The following code is doing my head in... can someone tell me how this is evaluated...
( ! is_dir($app_path) and is_dir(DOCROOT.$app_path)) and $app_path = DOCROOT.$app_path;
Surly this can't be right, if it is it's bloody complex...
This looks like old code from the index.php.
The idea here was that you could specify your app_path relative to the website docroot, instead of a fully qualified path. By default, it is defined relative.
Thank WanWizard...
It was taken form: fuel/public/index.php but I still can't fathom its structure...
It looks like a conditional assignment but the last 'and' confuses me... the assignment is always done?
I sorted expected this or something similar...
$app_path = ( !is_dir($app_path) and is_dir(DOCROOT.$app_path)) ? $app_path = DOCROOT.$app_path : $app_path;
PS, I found the newer version on git, best check to see all the files are up to date...
It is indeed an old version, new one is here: https://github.com/fuel/fuel/blob/1.1/master/public/index.php
It's pretty simple: the right side of any logical "and" statement is only executed when the left side evaluated to true.
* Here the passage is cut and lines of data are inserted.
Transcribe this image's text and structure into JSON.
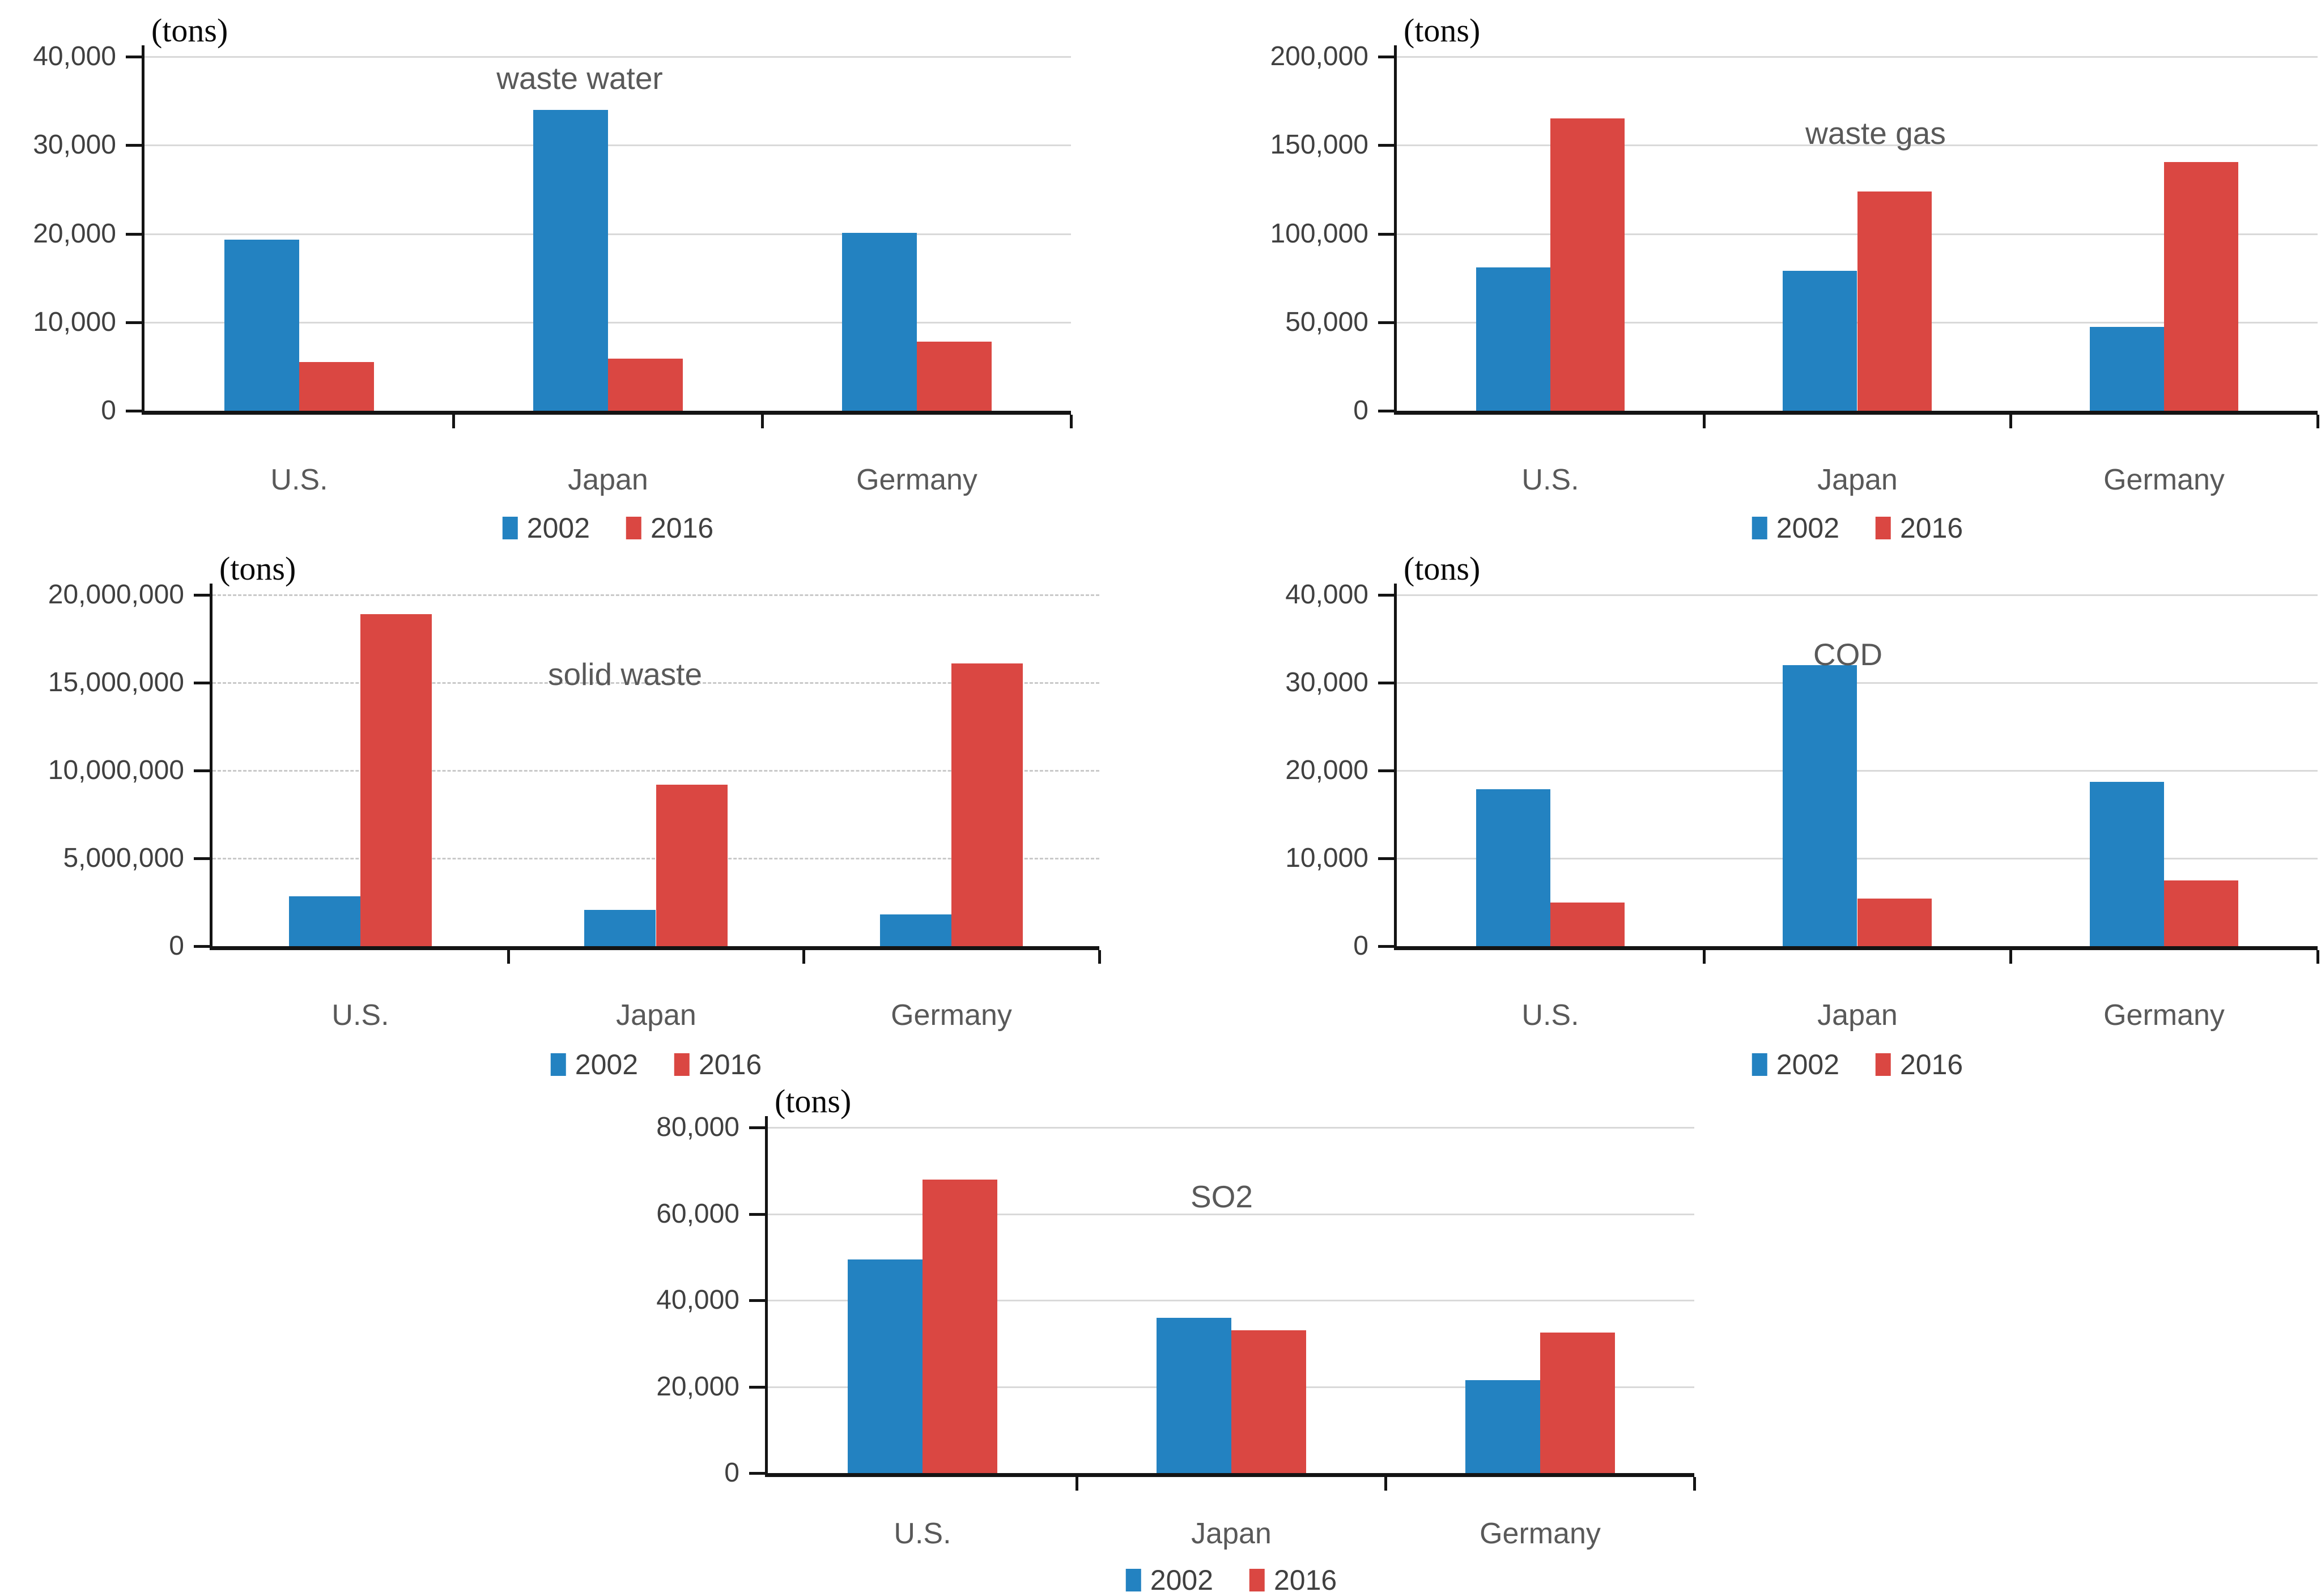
{
  "page": {
    "background": "#FFFFFF"
  },
  "styles": {
    "series_colors": {
      "2002": "#2382C1",
      "2016": "#DA4742"
    },
    "grid_color": "#D9D9D9",
    "axis_color": "#141414",
    "tick_label_color": "#404040",
    "category_label_color": "#595959",
    "title_color": "#595959",
    "unit_label_color": "#0A0A0A"
  },
  "chart_data": [
    {
      "id": "waste-water",
      "type": "bar",
      "title": "waste water",
      "unit_label": "(tons)",
      "categories": [
        "U.S.",
        "Japan",
        "Germany"
      ],
      "series": [
        {
          "name": "2002",
          "color": "#2382C1",
          "values": [
            19300,
            34000,
            20100
          ]
        },
        {
          "name": "2016",
          "color": "#DA4742",
          "values": [
            5500,
            5900,
            7800
          ]
        }
      ],
      "ylim": [
        0,
        40000
      ],
      "yticks": [
        0,
        10000,
        20000,
        30000,
        40000
      ],
      "ytick_labels": [
        "0",
        "10,000",
        "20,000",
        "30,000",
        "40,000"
      ],
      "grid": "solid",
      "gridlines": true,
      "legend_position": "bottom"
    },
    {
      "id": "waste-gas",
      "type": "bar",
      "title": "waste gas",
      "unit_label": "(tons)",
      "categories": [
        "U.S.",
        "Japan",
        "Germany"
      ],
      "series": [
        {
          "name": "2002",
          "color": "#2382C1",
          "values": [
            81000,
            79000,
            47500
          ]
        },
        {
          "name": "2016",
          "color": "#DA4742",
          "values": [
            165000,
            124000,
            140500
          ]
        }
      ],
      "ylim": [
        0,
        200000
      ],
      "yticks": [
        0,
        50000,
        100000,
        150000,
        200000
      ],
      "ytick_labels": [
        "0",
        "50,000",
        "100,000",
        "150,000",
        "200,000"
      ],
      "grid": "solid",
      "gridlines": true,
      "legend_position": "bottom"
    },
    {
      "id": "solid-waste",
      "type": "bar",
      "title": "solid waste",
      "unit_label": "(tons)",
      "categories": [
        "U.S.",
        "Japan",
        "Germany"
      ],
      "series": [
        {
          "name": "2002",
          "color": "#2382C1",
          "values": [
            2850000,
            2050000,
            1800000
          ]
        },
        {
          "name": "2016",
          "color": "#DA4742",
          "values": [
            18900000,
            9200000,
            16100000
          ]
        }
      ],
      "ylim": [
        0,
        20000000
      ],
      "yticks": [
        0,
        5000000,
        10000000,
        15000000,
        20000000
      ],
      "ytick_labels": [
        "0",
        "5,000,000",
        "10,000,000",
        "15,000,000",
        "20,000,000"
      ],
      "grid": "dashed",
      "gridlines": true,
      "legend_position": "bottom"
    },
    {
      "id": "cod",
      "type": "bar",
      "title": "COD",
      "unit_label": "(tons)",
      "categories": [
        "U.S.",
        "Japan",
        "Germany"
      ],
      "series": [
        {
          "name": "2002",
          "color": "#2382C1",
          "values": [
            17900,
            32000,
            18700
          ]
        },
        {
          "name": "2016",
          "color": "#DA4742",
          "values": [
            5000,
            5400,
            7500
          ]
        }
      ],
      "ylim": [
        0,
        40000
      ],
      "yticks": [
        0,
        10000,
        20000,
        30000,
        40000
      ],
      "ytick_labels": [
        "0",
        "10,000",
        "20,000",
        "30,000",
        "40,000"
      ],
      "grid": "solid",
      "gridlines": true,
      "legend_position": "bottom"
    },
    {
      "id": "so2",
      "type": "bar",
      "title": "SO2",
      "unit_label": "(tons)",
      "categories": [
        "U.S.",
        "Japan",
        "Germany"
      ],
      "series": [
        {
          "name": "2002",
          "color": "#2382C1",
          "values": [
            49500,
            36000,
            21500
          ]
        },
        {
          "name": "2016",
          "color": "#DA4742",
          "values": [
            68000,
            33000,
            32500
          ]
        }
      ],
      "ylim": [
        0,
        80000
      ],
      "yticks": [
        0,
        20000,
        40000,
        60000,
        80000
      ],
      "ytick_labels": [
        "0",
        "20,000",
        "40,000",
        "60,000",
        "80,000"
      ],
      "grid": "solid",
      "gridlines": true,
      "legend_position": "bottom"
    }
  ]
}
Otherwise the right side is ignored because it doesn't matter anymore (left side false? "and" can't succed anymore thus won't be ran).
Thus if the $app_path isn't a path to a directory AND DOCROOT.$app_path is a directory, only when those 2 are true is the last part executed. Thus the assignment only happens when the left side evaluated to true. If $app_path was a valid directory the is_dir(DOCROOT.$app_path) isn't run either in that case. If $app_path isn't and DOCROOT.$app_path isn't the assignment still won't happen (left of AND already false, no reason to check the right side). Only when the first conditions evaluated to true will the parser move right and run the assignment.
Makes complete sense now... mind you using $result = (!$x and $y) ? $y : $x; is easier to understand...
Here's another one...
defined('FUEL_START_TIME') or define('FUEL_START_TIME', microtime(true));
In this instance if the left evaluates to true the right side is ignored?
I would have expected something like...
if (!defined('FUEL_START_TIME') define('FUEL_START_TIME', microtime(true));
Looks like there are a few things have to get use to... still prefer !$var as opposed to ! $var
We have some set coding guidelines among which are no single line if-statements, that all parentheses are on a line of their own and that exclemation marks get spaces on both sides.
The and/or syntax is shorthand-if that is still in line with these standards, it takes a bit getting used to but once you get it it's actually pretty intuitive. Those should always remain very simple though, the example from the old front controller is a bad one as this shorthand should only be used for single condition statements. Any complex conditions should be real if-statements.